Aquella noche de febrero de 1999, después de la presentación de Partición de los bienes y mientras me tomaba un solitario vino de honor, divisé al poeta –de lejos– en medio de un grupo. Le hice sólo una venia alzando mi copa, a lo que él me respondió con una sonrisa cómplice y una mirada fija, intensa y amable. Estaba en su silla de ruedas con su enfermera detrás. Dos años después viajé a los Estados Unidos –agosto de 2001– y a poco de mi llegada me enteré del pase a la gloria de don Emilio Adolfo Westphalen.

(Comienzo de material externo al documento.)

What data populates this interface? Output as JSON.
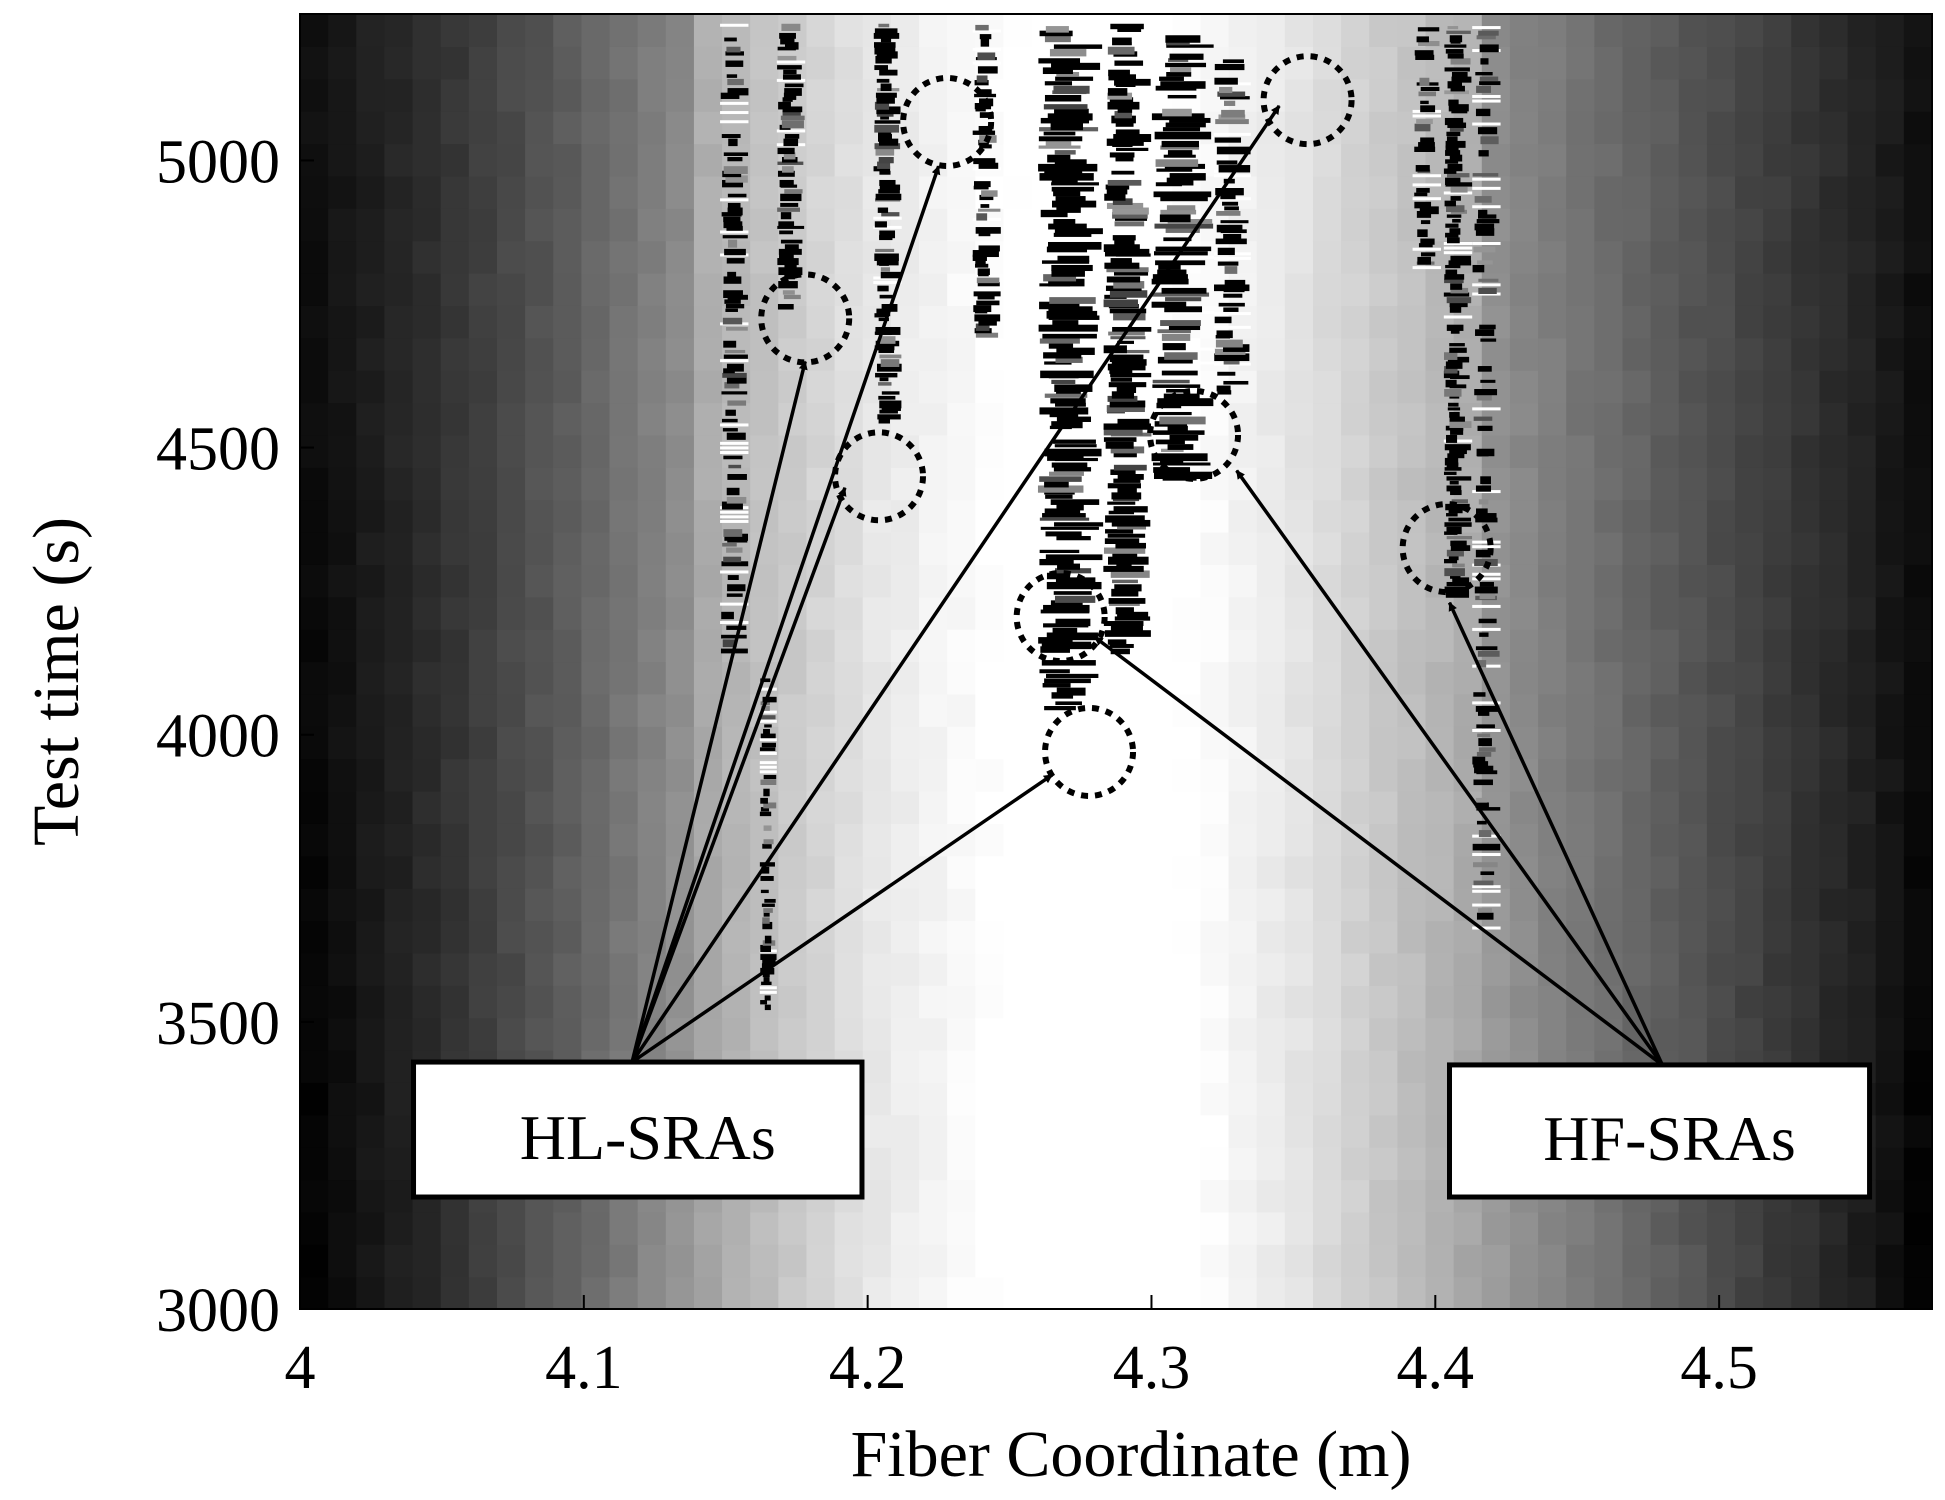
{
  "chart_data": {
    "type": "heatmap",
    "colormap": "grayscale",
    "xlabel": "Fiber Coordinate (m)",
    "ylabel": "Test time (s)",
    "xlim": [
      4.0,
      4.575
    ],
    "ylim": [
      3000,
      5255
    ],
    "xticks": [
      4,
      4.1,
      4.2,
      4.3,
      4.4,
      4.5
    ],
    "xtick_labels": [
      "4",
      "4.1",
      "4.2",
      "4.3",
      "4.4",
      "4.5"
    ],
    "yticks": [
      3000,
      3500,
      4000,
      4500,
      5000
    ],
    "ytick_labels": [
      "3000",
      "3500",
      "4000",
      "4500",
      "5000"
    ],
    "grid": false,
    "background_profile": {
      "x": [
        4.0,
        4.05,
        4.1,
        4.15,
        4.2,
        4.25,
        4.28,
        4.31,
        4.35,
        4.4,
        4.45,
        4.5,
        4.55,
        4.575
      ],
      "intensity": [
        0.05,
        0.2,
        0.38,
        0.6,
        0.78,
        0.88,
        0.92,
        0.88,
        0.78,
        0.62,
        0.45,
        0.3,
        0.15,
        0.05
      ]
    },
    "dark_bands": [
      {
        "x": [
          4.148,
          4.158
        ],
        "ymin": 4150,
        "ymax": 5240,
        "density": 0.55
      },
      {
        "x": [
          4.162,
          4.168
        ],
        "ymin": 3530,
        "ymax": 4100,
        "density": 0.7
      },
      {
        "x": [
          4.168,
          4.178
        ],
        "ymin": 4750,
        "ymax": 5240,
        "density": 0.75
      },
      {
        "x": [
          4.202,
          4.212
        ],
        "ymin": 4550,
        "ymax": 5240,
        "density": 0.8
      },
      {
        "x": [
          4.237,
          4.247
        ],
        "ymin": 4700,
        "ymax": 5240,
        "density": 0.7
      },
      {
        "x": [
          4.26,
          4.283
        ],
        "ymin": 4050,
        "ymax": 5240,
        "density": 0.85
      },
      {
        "x": [
          4.283,
          4.3
        ],
        "ymin": 4150,
        "ymax": 5240,
        "density": 0.85
      },
      {
        "x": [
          4.3,
          4.322
        ],
        "ymin": 4450,
        "ymax": 5240,
        "density": 0.8
      },
      {
        "x": [
          4.322,
          4.335
        ],
        "ymin": 4600,
        "ymax": 5200,
        "density": 0.6
      },
      {
        "x": [
          4.392,
          4.402
        ],
        "ymin": 4800,
        "ymax": 5240,
        "density": 0.5
      },
      {
        "x": [
          4.403,
          4.413
        ],
        "ymin": 4250,
        "ymax": 5240,
        "density": 0.85
      },
      {
        "x": [
          4.413,
          4.423
        ],
        "ymin": 3650,
        "ymax": 5240,
        "density": 0.4
      }
    ],
    "annotations": [
      {
        "label": "HL-SRAs",
        "box_x": [
          4.04,
          4.198
        ],
        "box_y": [
          3195,
          3430
        ],
        "arrow_origin": [
          4.117,
          3430
        ],
        "targets": [
          {
            "x": 4.225,
            "y": 4990
          },
          {
            "x": 4.178,
            "y": 4650
          },
          {
            "x": 4.192,
            "y": 4430
          },
          {
            "x": 4.345,
            "y": 5095
          },
          {
            "x": 4.265,
            "y": 3930
          }
        ]
      },
      {
        "label": "HF-SRAs",
        "box_x": [
          4.405,
          4.553
        ],
        "box_y": [
          3195,
          3425
        ],
        "arrow_origin": [
          4.48,
          3425
        ],
        "targets": [
          {
            "x": 4.33,
            "y": 4460
          },
          {
            "x": 4.28,
            "y": 4170
          },
          {
            "x": 4.405,
            "y": 4230
          }
        ]
      }
    ],
    "circles": [
      {
        "x": 4.228,
        "y": 5067
      },
      {
        "x": 4.355,
        "y": 5105
      },
      {
        "x": 4.178,
        "y": 4725
      },
      {
        "x": 4.204,
        "y": 4450
      },
      {
        "x": 4.315,
        "y": 4522
      },
      {
        "x": 4.404,
        "y": 4325
      },
      {
        "x": 4.268,
        "y": 4205
      },
      {
        "x": 4.278,
        "y": 3970
      }
    ]
  }
}
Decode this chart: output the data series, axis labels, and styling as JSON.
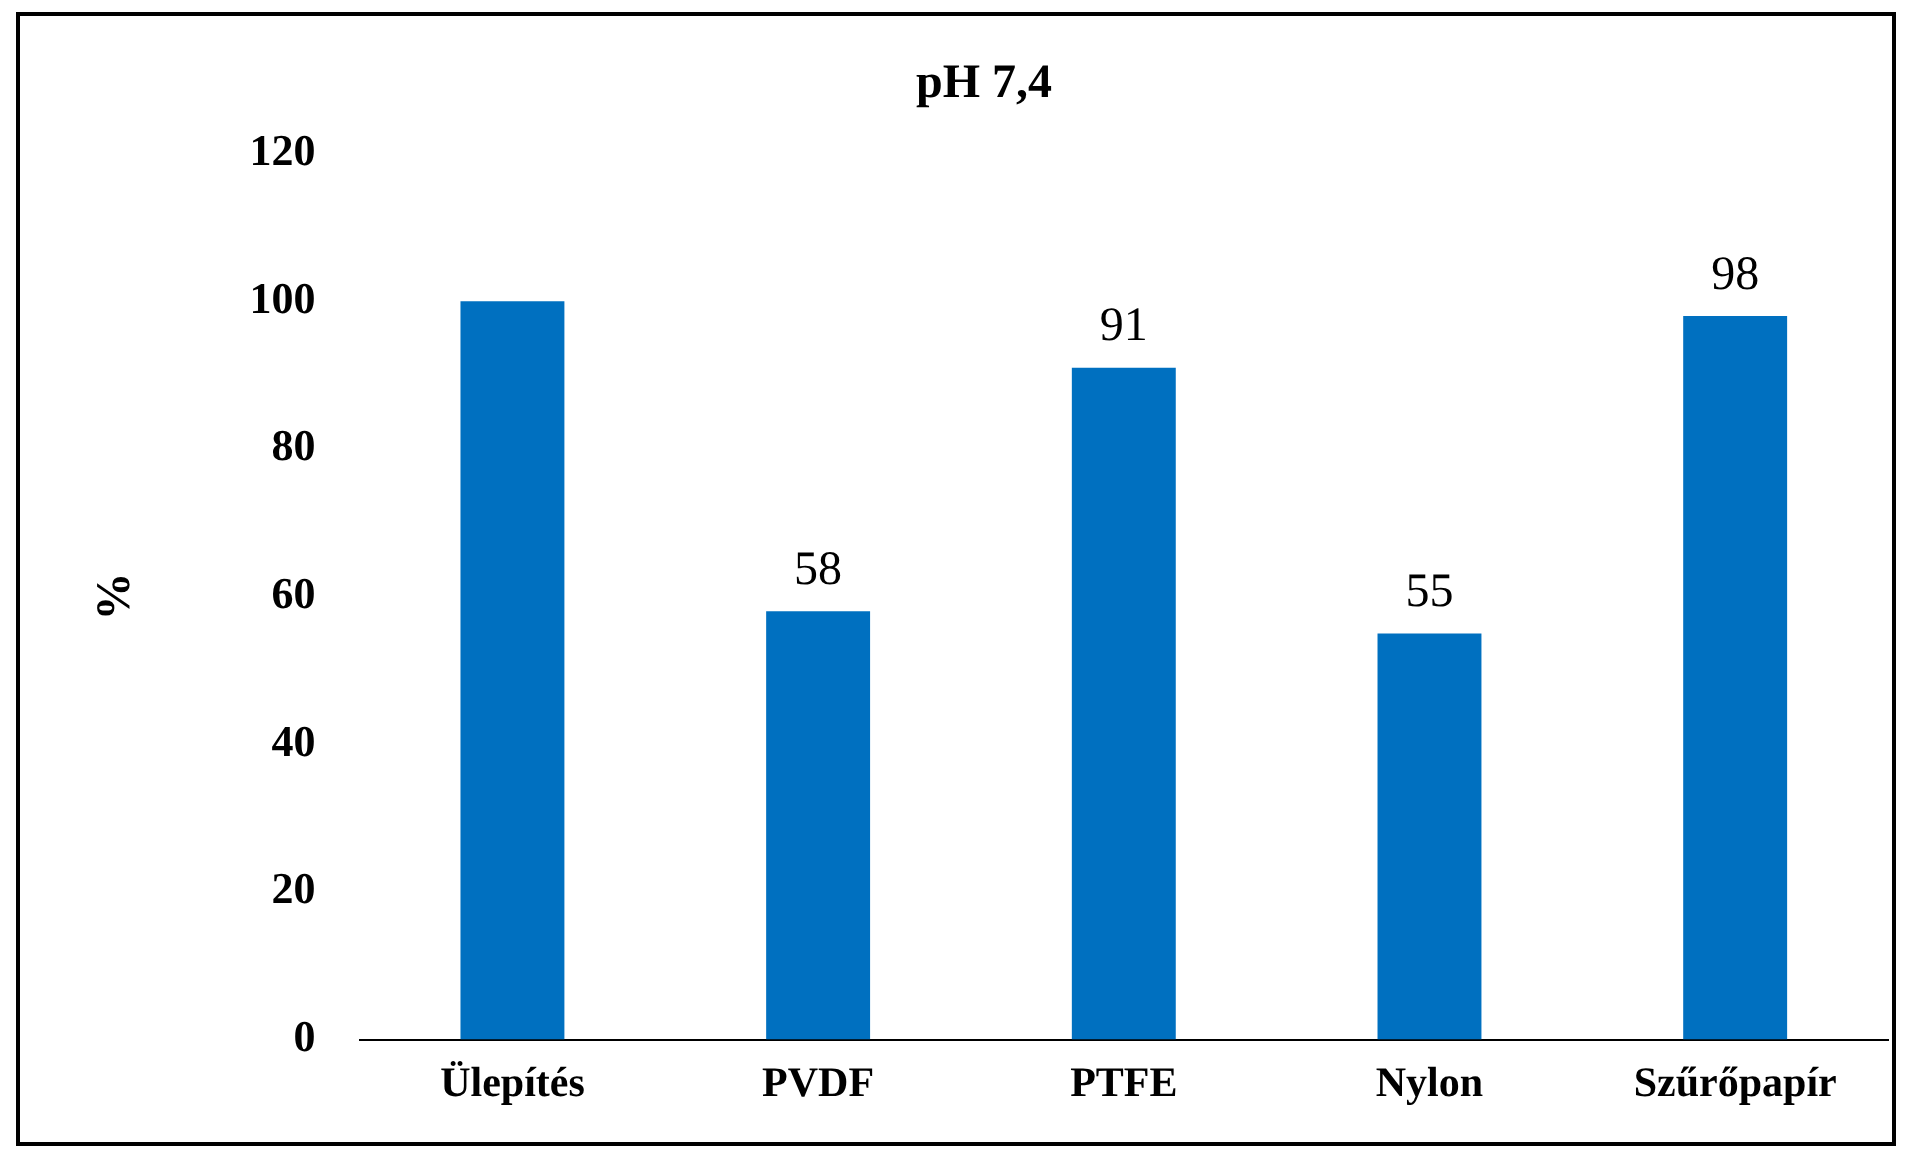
{
  "chart_data": {
    "type": "bar",
    "title": "pH 7,4",
    "ylabel": "%",
    "categories": [
      "Ülepítés",
      "PVDF",
      "PTFE",
      "Nylon",
      "Szűrőpapír"
    ],
    "values": [
      100,
      58,
      91,
      55,
      98
    ],
    "value_labels": [
      null,
      "58",
      "91",
      "55",
      "98"
    ],
    "color": "#0070c0",
    "ylim": [
      0,
      120
    ],
    "yticks": [
      0,
      20,
      40,
      60,
      80,
      100,
      120
    ],
    "grid": false,
    "legend": false
  }
}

Pensé en él y caminando por South Philadelphia repetí sotto voce aquellos versos que siempre me han loqueado: He dejado descansar tristemente mi cabeza/ En esta sombra que cae del ruido de tus pasos/ Vuelta a la otra margen/ Grandiosa como la noche para negarte y luego: He abandonado mi cuerpo/ Como el naufragio abandona las barcas/ O como la memoria al bajar las mareas/ Algunos ojos extraños sobre las playas. La plasticidad, el enigma y el ritmo de las secuencias es –sencillamente– insuperable. O el verso final de este poema Rosa grande ¿no has de caer? Es decir, nos quedamos suspendidos en el hueco de la poesía. De la mejor y más hermosa poesía moderna en cualquier lengua. Y le pertenece a Westphalen. Nos pertenece. Gracias Emilio.